Birdy Grey is one of the 600 or so retailers working with Forma. First launched in 2017, the company sells affordable bridesmaids’ dresses, available in a dozen or so wedding-appropriate shades. Each dress has a woman’s name — Christina, Jane, Gwennie — and retails at $99 each. In the vast majority of cases, said CEO and founder Grace Lee, the bride is the decision maker, while the bridesmaid is the one actually making the purchase. “Often, the bride will choose a color and say, ‘Okay bridesmaids, choose your most flattering pick or pick between these four or five styles that I’ve approved.’ And the bridesmaids will come by and purchase it.”

Birdy Grey launched its virtual try-on service earlier this year. “We tested it on our site, and we found that users who did use the tool were more inclined to purchase and engage. It helped us increase the time on our site,” said Lee. It’s hard to say for certain whether the tool has helped boost conversions, she said, but it seems to resonate well with customers, who will usually play with the stock images before uploading a picture of their own. “It really does help the bridesmaids visualize what it looks like on them,” she said, “and for the bride, it helps her visualize ‘what will my bridesmaids look like in a lineup.’”

From a technology standpoint, a much harder problem is helping customers understand how the clothes actually fit, Chiang said. “It’s kind of hard to solve this online, or digitally.” More than that, humans come in all shapes and sizes, while clothes sizing tends to be somewhat standardized. A single individual might wear a medium from one store and an XL from another. To that end, digital-only retailers like ASOS have long made use of fit predictors, where customers input their height, weight, age, and other sensitive details, before being given a recommended size. It’s adequate, but inexact at best. German startup Presize.ai is one of the companies attempting to tackle the problem head-on. Customers can use their smartphones to create a seven-second video, eventually producing a digital avatar of sorts, allowing them to see what does and doesn’t fit.

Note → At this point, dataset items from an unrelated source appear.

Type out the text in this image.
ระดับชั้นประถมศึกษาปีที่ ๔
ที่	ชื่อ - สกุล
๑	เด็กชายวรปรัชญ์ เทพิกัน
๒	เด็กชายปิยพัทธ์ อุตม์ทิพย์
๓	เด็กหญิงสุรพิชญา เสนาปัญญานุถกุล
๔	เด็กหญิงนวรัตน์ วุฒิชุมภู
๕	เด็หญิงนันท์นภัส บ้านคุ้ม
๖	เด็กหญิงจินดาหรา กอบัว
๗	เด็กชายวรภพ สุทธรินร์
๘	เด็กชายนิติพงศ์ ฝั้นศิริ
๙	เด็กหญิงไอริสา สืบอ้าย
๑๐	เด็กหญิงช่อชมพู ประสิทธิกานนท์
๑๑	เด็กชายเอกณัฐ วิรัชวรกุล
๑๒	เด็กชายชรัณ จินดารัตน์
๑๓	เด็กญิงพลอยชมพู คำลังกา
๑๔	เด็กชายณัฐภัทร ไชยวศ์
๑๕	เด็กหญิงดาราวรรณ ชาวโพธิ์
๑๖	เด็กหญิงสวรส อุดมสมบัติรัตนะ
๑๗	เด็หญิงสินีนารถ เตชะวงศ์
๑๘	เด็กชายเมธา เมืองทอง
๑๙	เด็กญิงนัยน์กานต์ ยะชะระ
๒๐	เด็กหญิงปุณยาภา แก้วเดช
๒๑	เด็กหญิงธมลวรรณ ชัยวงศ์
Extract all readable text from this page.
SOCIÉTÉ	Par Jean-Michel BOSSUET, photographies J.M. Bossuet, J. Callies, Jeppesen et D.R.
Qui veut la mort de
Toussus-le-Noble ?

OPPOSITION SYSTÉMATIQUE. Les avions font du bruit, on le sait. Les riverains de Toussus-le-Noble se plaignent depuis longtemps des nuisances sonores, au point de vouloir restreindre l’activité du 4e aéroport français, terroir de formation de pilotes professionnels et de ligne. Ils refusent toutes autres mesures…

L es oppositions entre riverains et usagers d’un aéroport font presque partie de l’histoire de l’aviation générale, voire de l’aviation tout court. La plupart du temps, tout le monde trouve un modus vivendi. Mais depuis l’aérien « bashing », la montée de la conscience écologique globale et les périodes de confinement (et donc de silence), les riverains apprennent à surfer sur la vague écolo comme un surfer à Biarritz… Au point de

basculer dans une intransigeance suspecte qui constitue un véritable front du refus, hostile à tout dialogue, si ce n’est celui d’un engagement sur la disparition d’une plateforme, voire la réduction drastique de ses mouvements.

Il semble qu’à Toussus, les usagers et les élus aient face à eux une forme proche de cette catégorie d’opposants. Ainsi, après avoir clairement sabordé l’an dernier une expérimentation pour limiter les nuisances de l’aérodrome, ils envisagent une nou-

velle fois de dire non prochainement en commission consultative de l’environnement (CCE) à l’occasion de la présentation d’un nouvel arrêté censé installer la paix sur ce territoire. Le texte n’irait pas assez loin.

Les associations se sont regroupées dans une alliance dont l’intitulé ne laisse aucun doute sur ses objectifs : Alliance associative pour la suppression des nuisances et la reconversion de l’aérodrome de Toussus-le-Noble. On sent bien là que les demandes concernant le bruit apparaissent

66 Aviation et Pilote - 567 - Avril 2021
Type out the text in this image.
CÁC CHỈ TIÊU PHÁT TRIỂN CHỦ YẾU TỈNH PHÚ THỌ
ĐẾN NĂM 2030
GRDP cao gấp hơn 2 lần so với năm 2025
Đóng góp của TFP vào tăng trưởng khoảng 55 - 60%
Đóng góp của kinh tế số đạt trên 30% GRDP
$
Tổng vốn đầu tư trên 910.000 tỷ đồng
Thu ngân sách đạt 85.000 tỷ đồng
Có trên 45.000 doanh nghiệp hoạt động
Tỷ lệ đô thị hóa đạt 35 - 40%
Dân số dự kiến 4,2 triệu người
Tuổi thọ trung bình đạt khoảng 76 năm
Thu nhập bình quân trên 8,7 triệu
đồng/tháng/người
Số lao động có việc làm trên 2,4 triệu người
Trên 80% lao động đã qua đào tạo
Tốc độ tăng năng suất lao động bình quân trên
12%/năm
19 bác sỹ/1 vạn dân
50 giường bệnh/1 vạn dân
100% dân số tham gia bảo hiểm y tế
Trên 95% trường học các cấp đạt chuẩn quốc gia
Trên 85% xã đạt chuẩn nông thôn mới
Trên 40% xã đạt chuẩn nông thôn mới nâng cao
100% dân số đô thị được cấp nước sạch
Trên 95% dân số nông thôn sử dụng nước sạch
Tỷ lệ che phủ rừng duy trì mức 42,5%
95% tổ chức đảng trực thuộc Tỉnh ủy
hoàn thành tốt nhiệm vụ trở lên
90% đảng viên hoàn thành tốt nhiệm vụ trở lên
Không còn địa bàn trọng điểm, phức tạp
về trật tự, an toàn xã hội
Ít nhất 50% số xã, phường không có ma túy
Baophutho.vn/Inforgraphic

But for now the product is little used, if at all, and somewhat buggy to use.

Because most services can’t tell customers whether a given item will fit, digital try-ons likely aren’t the solution to one of online retailers’ biggest bugbears: the cost of returns. “We’ve heard anecdotally from merchants that returns do drop,” said Chiang, “but we haven’t been able to track that as closely because the returns need to be tracked, requiring pretty deep integration with merchant data.” It’s a multi-billion dollar problem, with customers returning between 15% and 40% of their online purchases. With free returns now considered the norm, there’s little incentive for customers not to buy multiple items in different sizes or colors. Try-on services might help customers rule out the wrong color or style, but they can’t really reduce the number of people buying a medium and a large, just in case.